Chief Rabbinate Enlisted to Help Lower Food Prices in Israel

The plan, known as the cornflake reform, will allow import of more brands

Cereal boxes photographed at a Jerusalem supermarket on June 19, 2016.
Ronen Zvulun/Reuters

Agreement has been reached with the Israeli Chief Rabbinate paving the way for kosher certification of food that is brought into the country as part of a pilot program to liberalize food imports.

The plan, which is commonly known as the cornflake reform, will allow food brands to be imported into Israel by parties other than the official importer. The practice, known as parallel importing, is expected to increase competition and reduce food prices. And now that the rabbinate has agreed to cooperate with the plan, the rabbinate will, on a trial basis, certify a list of parallel imports as kosher.

The rabbinate agreed to begin certifying the products as kosher after the director general of the rabbinate, Rabbi Moshe Dagan, and representatives of the Finance Ministry came to agreement over the pilot program and after resources were allocated to run it. The agreement, which comes into effect this week, followed staff work that was carried out based on guidelines set down by Ashkenazi Chief Rabbi David Lau.

The pilot program will enable importers other than the official representatives in Israel of foreign food manufacturers to obtain kashrut supervision on a range of imported food and in the process, it is hoped, pave the way for additional food importers to enter the picture to import kosher products that up to now have only been imported by the official importer in Israel. The program aims to provide Israeli consumers with a broader range of food certified kosher by the rabbinate.

Although there are food retailers in Israel that sell non-kosher food, the major supermarket chains sell only kosher food for the convenience of Israelis who observe Jewish dietary laws. The cost of food became the subject of a public protest that was in 2011 over the cost of cottage cheese, a protest that spawned a more general mass protest movement later that year over the cost of living.
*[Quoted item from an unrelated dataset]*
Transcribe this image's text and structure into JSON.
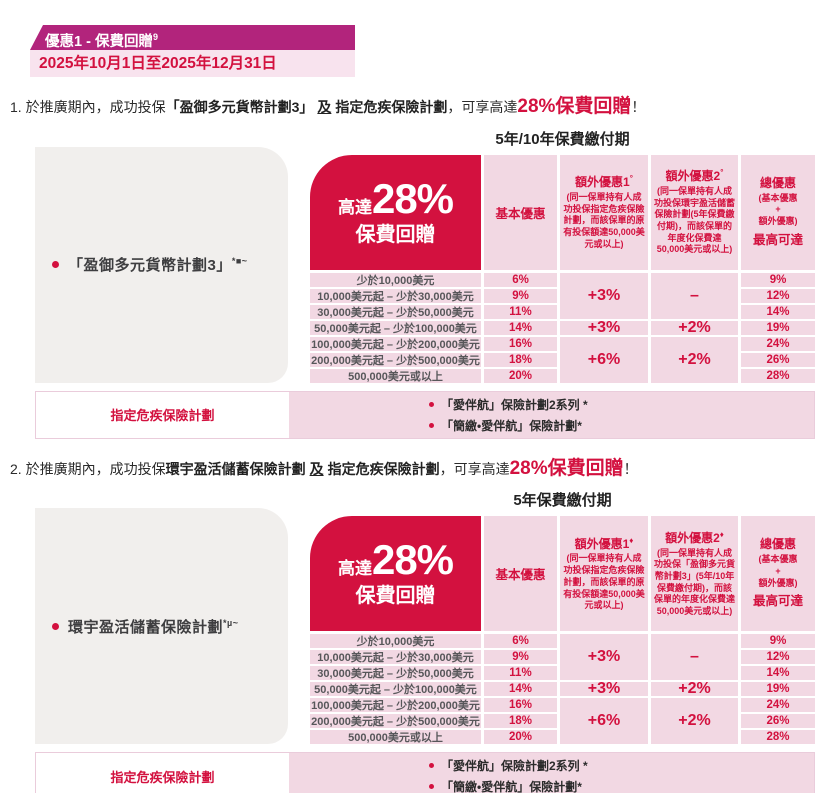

The rabbinate’s pilot program is to last for about a year, during which the implications and scope of the parallel food imports will be examined in preparation for a more long-range plan that would provide kashrut supervision for parallel food imports on a broad scale.

When the so-called cornflake reform of parallel imports – which go well beyond breakfast cereal – was first proposed in 2016, attention was focused on health aspects of parallel imports but not the issue of the kashrut of the imported food.